In other words, they kind of did it all. The 54.4 average of those 12 categories is the highest combined percentage of total production/usage in the league. The thing is, a lot of teams had three guys that scored a lot together. Or maybe dished out a bunch of assists together. But really nobody combined the amount of three pointers taken with rebounds and assists. I even left out steals and blocks, but OKC’s three combined for 47 percent of the team’s steals and 27 percent of the blocks. They really did do it all.
Compare that to Boston’s “Big Three” of Ray Allen, Kevin Garnett and Paul Piece (granted, Garnett did miss 25 games). They took 46.7 percent of the team’s shots for the season, took 52.8 percent of the team’s shots per game, scored 54 percent of the team’s points per game, made 59.1 percent of the team’s three pointers (and that’s with Ray Allen!), took 45 percent of the team’s free throws and made 50.8 percent of the club’s free throws. They grabbed 35.3 percent of the rebounds, dished out 35.2 percent of the assists, had 35.3 percent of the turnovers and averaged 35 minutes a game. Whew.
For the Mavs, Dirk, Terry and Howard really just mainly did the scoring and shooting. They only combined for 32 percent of the Mavs total rebounds, 29.8 percent of the assists, 35 percent of the turnovers and averaged 34.4 minutes a game. And that’s really what most every other combo did as well. Like Kobe, Pau Gasol and Lamar Odom were strong in scoring and rebounding, but weak in assists and three pointers. Tim Duncan, Tony Parker and Manu Ginobili kind of the same thing. And on down the line. Nobody really did everything like Durant, Green and Westbrook.
So what’s it mean? I’m not really sure, but it’s interesting nonetheless. Obviously, help is needed and you shouldn’t have three players providing THAT much of your team’s total production. It helps that the three are spread out fairly evenly on the court with Westbrook at the point picking up assists, Durant scoring and rebounding and Green scoring and rebounding. But still, KD had to do so much this season as he was third on the team in assists, first in blocks, second in steals and third in rebounds.
If you’ll notice, all the other teams with successful trios (Cavs, Mavs, Celtics, Spurs and Hornets) were all playoff teams and all had sterling records. And while they all had three very productive players, they also had this little thing called role players.
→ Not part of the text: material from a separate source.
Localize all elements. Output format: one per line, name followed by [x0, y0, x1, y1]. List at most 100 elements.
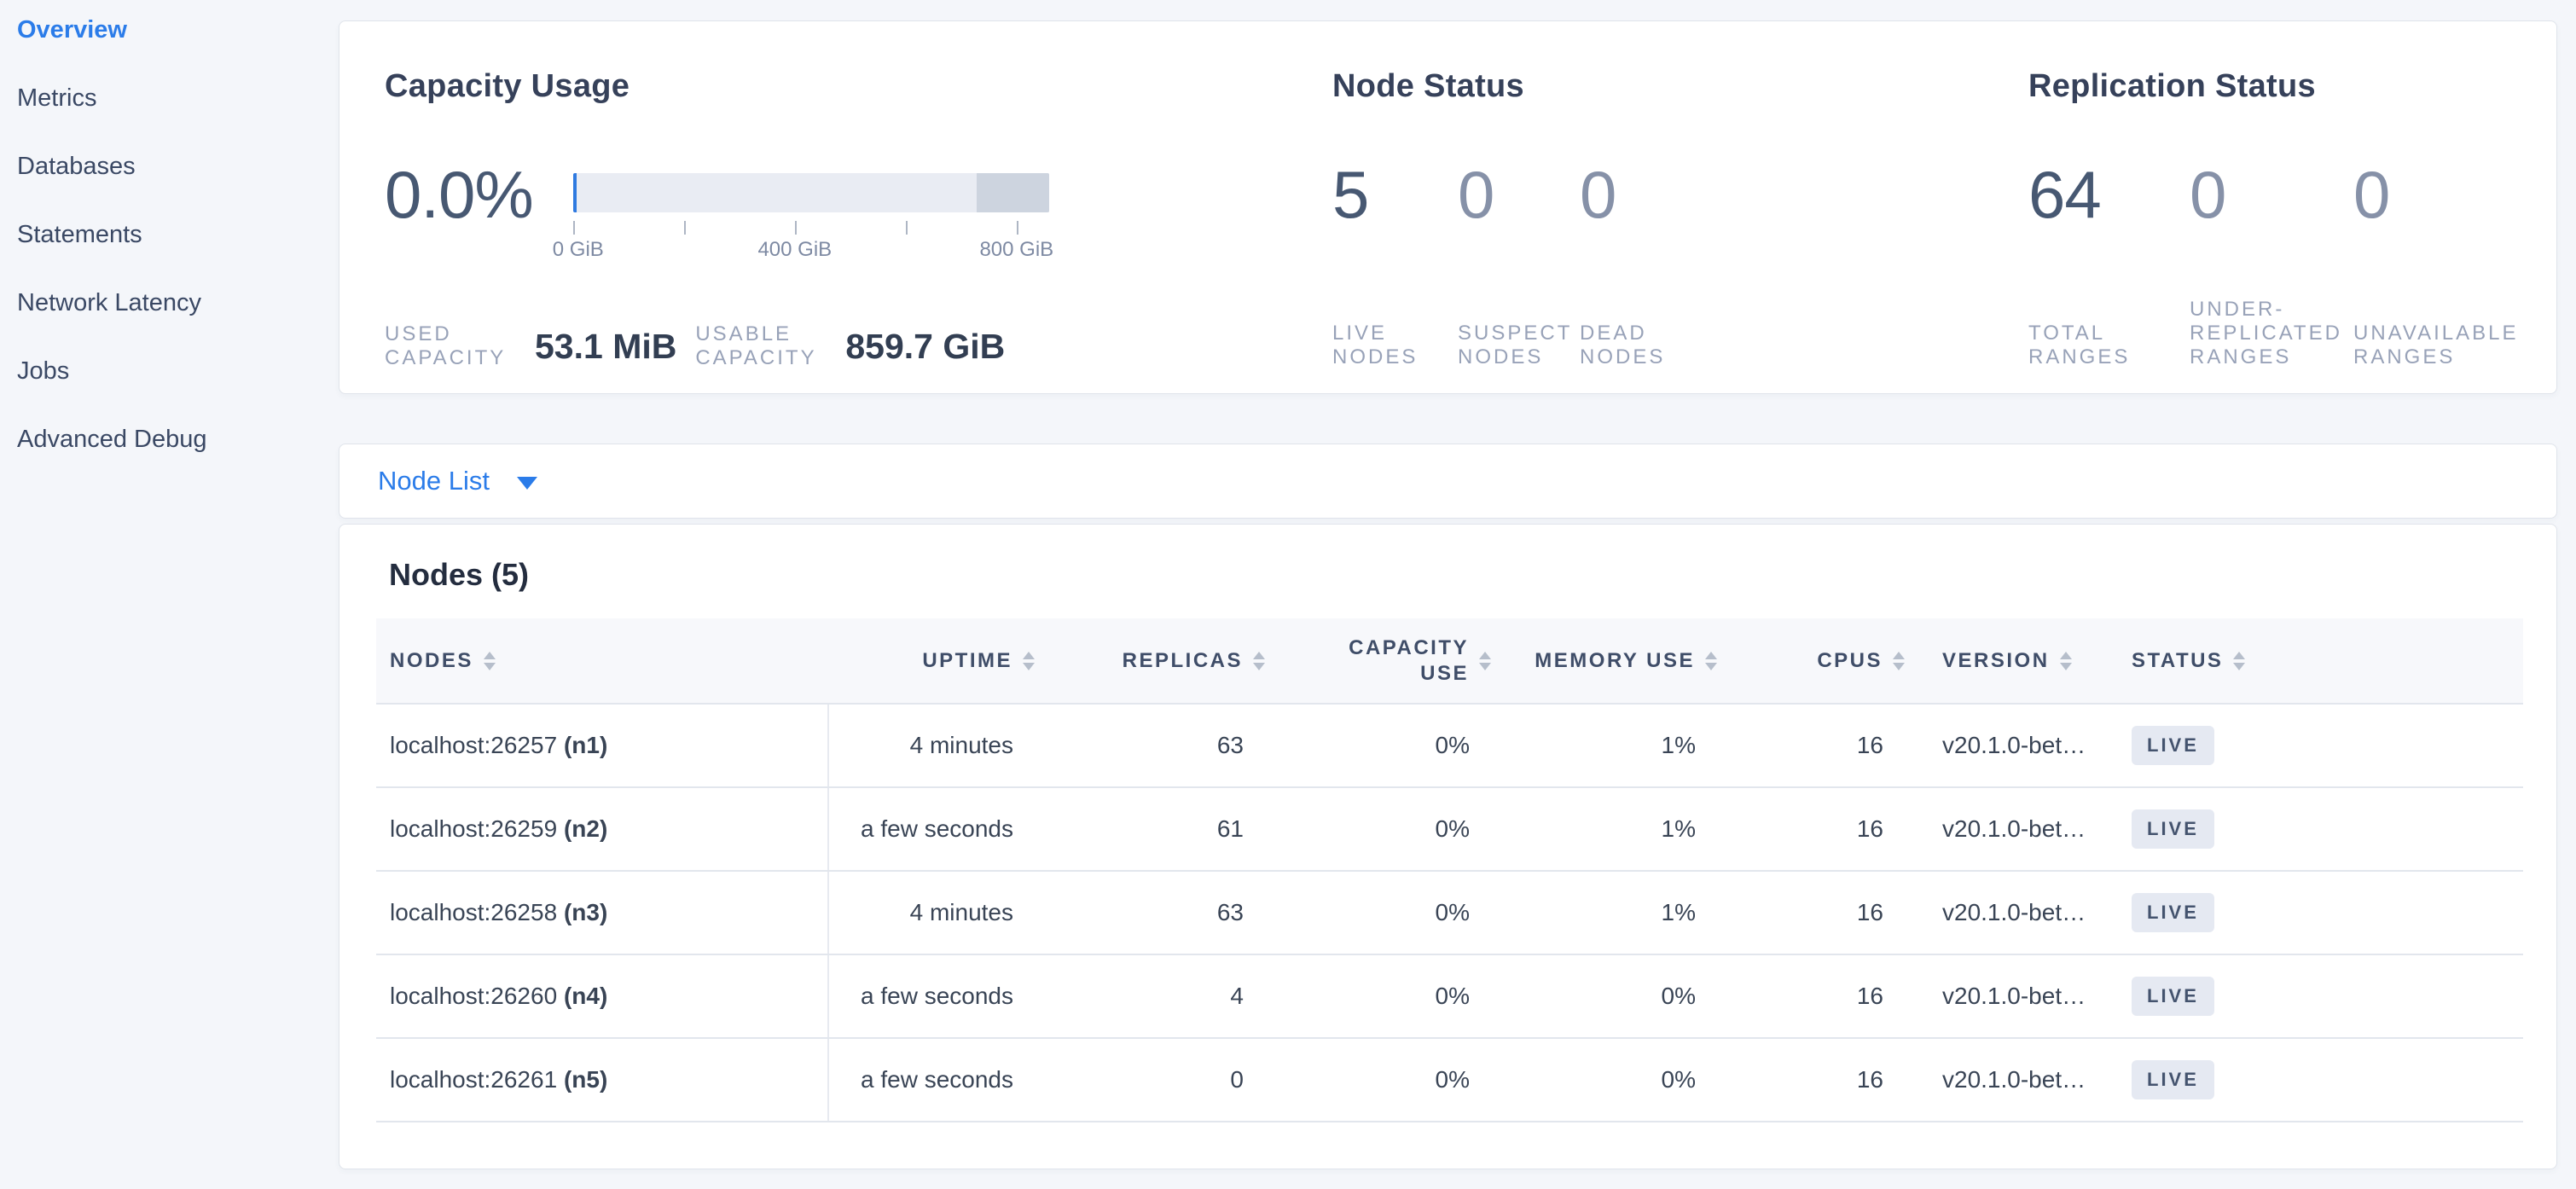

Andersen Varejao and Delonte West. Rajon Rondo and Leon Powe. Roger Mason Jr. and Michael Finley. James Posey and Tyson Chandler. Who did OKC have in that key supplementary role? Nick Collison? Nenad Krstic? Earl “God Help Us” Watson? Those guys are decent players, but they aren’t the key major contributors. Maybe Krstic could be with a full season, but still help is needed. And let’s hope the balls bounce right and BIG help is on the way.